JAILBREAKS AND PRISON CONDITIONS

JAILBREAKS AND PRISON CONDITIONS

The correctional facilities are in dire need of improvement

Beyond investigating recent jailbreaks, it is important to review the conditions in our prisons that dehumanise inmates and encourage their desperation. Video clips of the inmates released from the two correctional facilities in Benin, Edo State were pathetic as many were no better than walking corpses. And it is not likely that those illegally freed from such servitude would want to return. Besides, the physical structure of most of these colonial-era facilities has become so dilapidated that a bunch of hoodlums could find it so easy to break into them to set criminals loose on the society.

While the name may have changed to ‘correctional’ facilities, prisons in Nigeria originated in the colonial days when the notion of shared citizenship and dignity of the inmates were alien to the administrators. At that period, the ultimate aim of prisons was to crush the human dignity of those they believed had constituted a threat to colonial governance. This historical legacy has persisted while a lack of economic goals for the labour of prison inmates has often been turned into making money by pilfering funds for feeding them. There has also been a lack of accountability for the nutrition and health of inmates. Those locked up for petty crimes – as a component of police brutality – have been denied access to both formal and technical skill education while awaiting trial.

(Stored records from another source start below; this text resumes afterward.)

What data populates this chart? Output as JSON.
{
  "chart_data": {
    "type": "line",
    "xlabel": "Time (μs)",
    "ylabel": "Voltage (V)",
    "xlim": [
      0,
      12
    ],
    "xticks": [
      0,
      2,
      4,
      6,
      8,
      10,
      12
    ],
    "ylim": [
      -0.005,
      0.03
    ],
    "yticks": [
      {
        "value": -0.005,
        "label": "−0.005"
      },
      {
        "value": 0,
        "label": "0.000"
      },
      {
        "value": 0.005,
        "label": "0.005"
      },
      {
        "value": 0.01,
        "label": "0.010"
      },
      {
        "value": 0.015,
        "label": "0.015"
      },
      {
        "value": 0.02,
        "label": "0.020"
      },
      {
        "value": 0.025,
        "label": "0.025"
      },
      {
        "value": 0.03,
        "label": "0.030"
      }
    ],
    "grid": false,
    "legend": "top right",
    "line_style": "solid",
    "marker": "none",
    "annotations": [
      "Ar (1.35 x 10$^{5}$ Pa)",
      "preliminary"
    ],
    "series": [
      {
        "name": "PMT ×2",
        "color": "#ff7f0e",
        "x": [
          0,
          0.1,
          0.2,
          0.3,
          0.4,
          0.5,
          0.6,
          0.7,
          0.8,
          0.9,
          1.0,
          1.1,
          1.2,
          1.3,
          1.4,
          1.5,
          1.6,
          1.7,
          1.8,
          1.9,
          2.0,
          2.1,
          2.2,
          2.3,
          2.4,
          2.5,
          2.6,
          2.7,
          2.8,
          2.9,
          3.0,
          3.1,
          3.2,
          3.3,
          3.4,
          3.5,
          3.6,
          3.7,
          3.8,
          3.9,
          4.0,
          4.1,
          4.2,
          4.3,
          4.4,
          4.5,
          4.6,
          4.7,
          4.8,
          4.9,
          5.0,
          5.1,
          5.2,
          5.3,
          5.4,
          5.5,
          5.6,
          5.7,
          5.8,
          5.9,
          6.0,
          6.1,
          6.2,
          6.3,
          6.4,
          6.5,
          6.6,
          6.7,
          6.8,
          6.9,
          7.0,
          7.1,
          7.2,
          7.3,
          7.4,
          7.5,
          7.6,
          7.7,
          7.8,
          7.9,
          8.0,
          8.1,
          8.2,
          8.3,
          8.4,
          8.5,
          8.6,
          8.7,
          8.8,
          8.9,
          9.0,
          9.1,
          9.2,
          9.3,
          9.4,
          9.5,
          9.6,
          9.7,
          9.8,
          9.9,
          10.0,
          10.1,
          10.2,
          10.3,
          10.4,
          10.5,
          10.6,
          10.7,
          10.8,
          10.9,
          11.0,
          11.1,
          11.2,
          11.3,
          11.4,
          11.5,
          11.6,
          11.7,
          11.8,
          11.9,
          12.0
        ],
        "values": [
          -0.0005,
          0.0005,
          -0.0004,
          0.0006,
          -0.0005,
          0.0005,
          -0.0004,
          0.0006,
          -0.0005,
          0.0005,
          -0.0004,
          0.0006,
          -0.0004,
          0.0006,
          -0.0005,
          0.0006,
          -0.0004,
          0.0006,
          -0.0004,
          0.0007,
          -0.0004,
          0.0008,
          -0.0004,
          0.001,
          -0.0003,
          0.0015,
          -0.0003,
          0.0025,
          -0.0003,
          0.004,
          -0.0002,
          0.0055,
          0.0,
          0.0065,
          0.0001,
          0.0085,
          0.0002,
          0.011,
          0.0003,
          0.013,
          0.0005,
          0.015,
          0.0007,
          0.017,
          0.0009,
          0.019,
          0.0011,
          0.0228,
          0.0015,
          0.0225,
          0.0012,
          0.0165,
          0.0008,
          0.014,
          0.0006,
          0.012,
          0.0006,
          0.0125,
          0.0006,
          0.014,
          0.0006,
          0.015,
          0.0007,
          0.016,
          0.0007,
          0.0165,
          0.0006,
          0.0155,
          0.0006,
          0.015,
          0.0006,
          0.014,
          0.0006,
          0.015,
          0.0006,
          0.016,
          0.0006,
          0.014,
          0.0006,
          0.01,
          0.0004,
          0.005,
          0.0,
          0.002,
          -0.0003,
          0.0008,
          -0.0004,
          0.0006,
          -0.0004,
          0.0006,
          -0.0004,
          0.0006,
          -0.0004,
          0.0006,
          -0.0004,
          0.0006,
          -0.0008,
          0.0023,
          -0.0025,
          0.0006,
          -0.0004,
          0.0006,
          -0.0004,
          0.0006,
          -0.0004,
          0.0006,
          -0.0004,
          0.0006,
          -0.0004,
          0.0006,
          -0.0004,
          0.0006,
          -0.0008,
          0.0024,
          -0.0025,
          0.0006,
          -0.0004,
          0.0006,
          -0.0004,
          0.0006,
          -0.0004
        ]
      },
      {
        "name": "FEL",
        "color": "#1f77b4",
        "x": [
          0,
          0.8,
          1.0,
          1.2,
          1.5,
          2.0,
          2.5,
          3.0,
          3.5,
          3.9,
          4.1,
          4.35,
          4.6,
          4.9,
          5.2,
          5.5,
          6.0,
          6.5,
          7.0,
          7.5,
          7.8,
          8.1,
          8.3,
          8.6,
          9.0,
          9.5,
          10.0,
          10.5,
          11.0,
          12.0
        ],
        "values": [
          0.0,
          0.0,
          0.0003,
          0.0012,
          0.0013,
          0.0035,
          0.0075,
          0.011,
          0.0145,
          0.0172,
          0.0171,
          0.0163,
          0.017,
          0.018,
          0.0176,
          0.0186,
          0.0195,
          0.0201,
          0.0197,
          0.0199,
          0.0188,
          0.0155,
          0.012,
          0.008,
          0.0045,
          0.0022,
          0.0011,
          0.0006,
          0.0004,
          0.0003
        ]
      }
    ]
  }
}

Indeed, the series of jailbreaks that we have witnessed in recent years reflect the lack of attention to the prison system in general and its infrastructure in particular. That is why there is an urgent need for a serious reform. Originally, the prisons were built for petty thieves of livestock, minor infractions and light felonies. Their populations were also meant to be small and more manageable. That perhaps explains why in the 60s, unarmed prison wardens would escort prisoners out for community service and watch them sing as they cut the grass in hospital premises. The wardens then carried only batons!

However, the sociology of crime and punishment has been altered by the realities of the times. Criminals are now many, varied and generally hardened. The nature of crime has also changed from stealing goats and chickens to robbing banks, emptying state treasuries and kidnapping for ransom, etc. With that, our notion of punishment has migrated from correction to something more punitive while most of the prisons are now overcrowded and ill-maintained. It is therefore no surprise that inmates who should have served their term, content that the state would at least cater for them while it lasts, are forced to revolt and seek escape to the uncertainty of the outside world.

Tackling such a challenge requires fresh thinking. As things stand today, Nigeria is wasting scarce resources on the maintenance of a prison system that has collapsed under a distorted federalism. Whereas no fewer than 95 per cent of inmates are alleged to have breached state laws, the prisons housing them are owned and maintained by the federal government without any contribution whatsoever from the state governments. Out of 55,000 inmates currently within the Nigerian prison system, only 12,000 have been convicted. Even at that, some of those who have been condemned to death have been waiting for the hangman for over 20 years!

What this ugly scenario therefore presents is the need for the relevant authorities within the judiciary, the legislature, the police, the bar and other critical stakeholders to come together and find a better framework for reform. The architecture for the correctional facilities should therefore be linked to initiatives for the rehabilitation of human resources rather than the current environment that renders inmates as subhuman beings and ultimately hardens them.